What kind of development is it?

“We’ve seen a breakthrough in antibodies such as PD-1 inhibitors, which help the body fight cancer itself. It is an effective treatment with few side effects that works really well in 20 per cent of patients with certain cancerous nodules. It was an eye opener that made people believe in immunotherapy. Another form of immunotherapy is so-called T-cell therapy, where the patient’s own white blood cells are taken from the patient’s tumour and genetically modified in the laboratory. Here, the blood cells are modified to make them particularly aggressive against cancer cells. They are subsequently injected back into the patient, where they recognize and attack the cancer cells. This has produced good results in, for example, blood cancer.”
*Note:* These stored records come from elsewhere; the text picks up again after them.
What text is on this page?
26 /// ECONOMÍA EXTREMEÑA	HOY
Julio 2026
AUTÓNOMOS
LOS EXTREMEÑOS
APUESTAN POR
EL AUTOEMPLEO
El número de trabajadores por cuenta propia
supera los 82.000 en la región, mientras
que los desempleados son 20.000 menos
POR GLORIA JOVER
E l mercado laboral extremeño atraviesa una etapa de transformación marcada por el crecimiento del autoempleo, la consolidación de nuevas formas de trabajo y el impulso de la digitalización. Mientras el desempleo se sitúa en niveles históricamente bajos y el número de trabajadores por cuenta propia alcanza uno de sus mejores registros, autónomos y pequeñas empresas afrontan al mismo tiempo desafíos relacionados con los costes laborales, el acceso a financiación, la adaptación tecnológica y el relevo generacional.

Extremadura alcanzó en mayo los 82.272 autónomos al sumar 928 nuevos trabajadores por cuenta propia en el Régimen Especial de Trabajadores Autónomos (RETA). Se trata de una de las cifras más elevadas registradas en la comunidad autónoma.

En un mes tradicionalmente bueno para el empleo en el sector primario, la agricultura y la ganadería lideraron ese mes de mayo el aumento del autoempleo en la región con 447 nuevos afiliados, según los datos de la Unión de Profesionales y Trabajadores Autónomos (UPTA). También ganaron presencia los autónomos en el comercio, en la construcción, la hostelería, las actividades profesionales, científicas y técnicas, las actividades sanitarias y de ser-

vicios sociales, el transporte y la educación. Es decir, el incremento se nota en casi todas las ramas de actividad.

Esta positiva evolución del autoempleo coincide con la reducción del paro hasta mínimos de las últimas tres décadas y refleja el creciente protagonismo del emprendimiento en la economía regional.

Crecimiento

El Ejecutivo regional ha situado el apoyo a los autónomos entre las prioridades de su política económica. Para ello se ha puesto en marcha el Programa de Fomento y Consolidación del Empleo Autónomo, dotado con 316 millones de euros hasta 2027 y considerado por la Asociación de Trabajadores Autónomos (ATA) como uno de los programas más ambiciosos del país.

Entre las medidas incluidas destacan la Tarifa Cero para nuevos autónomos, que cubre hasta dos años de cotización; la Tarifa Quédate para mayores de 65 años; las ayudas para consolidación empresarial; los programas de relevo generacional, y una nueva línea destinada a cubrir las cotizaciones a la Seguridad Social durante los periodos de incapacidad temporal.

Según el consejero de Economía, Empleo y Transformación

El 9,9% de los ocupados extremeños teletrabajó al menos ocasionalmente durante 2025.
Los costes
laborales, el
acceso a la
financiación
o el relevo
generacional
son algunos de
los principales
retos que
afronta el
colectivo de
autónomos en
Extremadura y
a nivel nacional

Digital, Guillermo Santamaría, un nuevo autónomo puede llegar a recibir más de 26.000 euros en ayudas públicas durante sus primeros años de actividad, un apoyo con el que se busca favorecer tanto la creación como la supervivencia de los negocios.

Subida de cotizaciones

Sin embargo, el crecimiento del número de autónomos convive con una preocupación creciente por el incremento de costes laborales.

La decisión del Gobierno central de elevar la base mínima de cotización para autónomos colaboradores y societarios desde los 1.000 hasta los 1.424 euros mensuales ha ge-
What are the biggest challenges in immunotherapy?

“There are many challenges. Right now, the focus is on what we can do with immune cells and genetic modifications. It’s about developing superimmune cells against a specific form of cancer. Right down at cellular level. Programming people’s own immune system to recognize cancer cells is a highly complicated challenge. I’ve myself tried to train the T cells of the immune system to be more effective in finding and removing cancer cells. Such a process technology solution with living cells involves both biologists and engineers.”

Is there something that has surprised you in cancer research?

“Ten years ago, I would never have thought that we would begin taking cells out of patients, genetically modifying them, and injecting them back into the patient’s body. It seemed insanely expensive. A few years ago, the first cell therapy was approved as standard treatment in the United States. It’s now being implemented in Europe. It’s still expensive, but the development is now progressing at a fast pace.”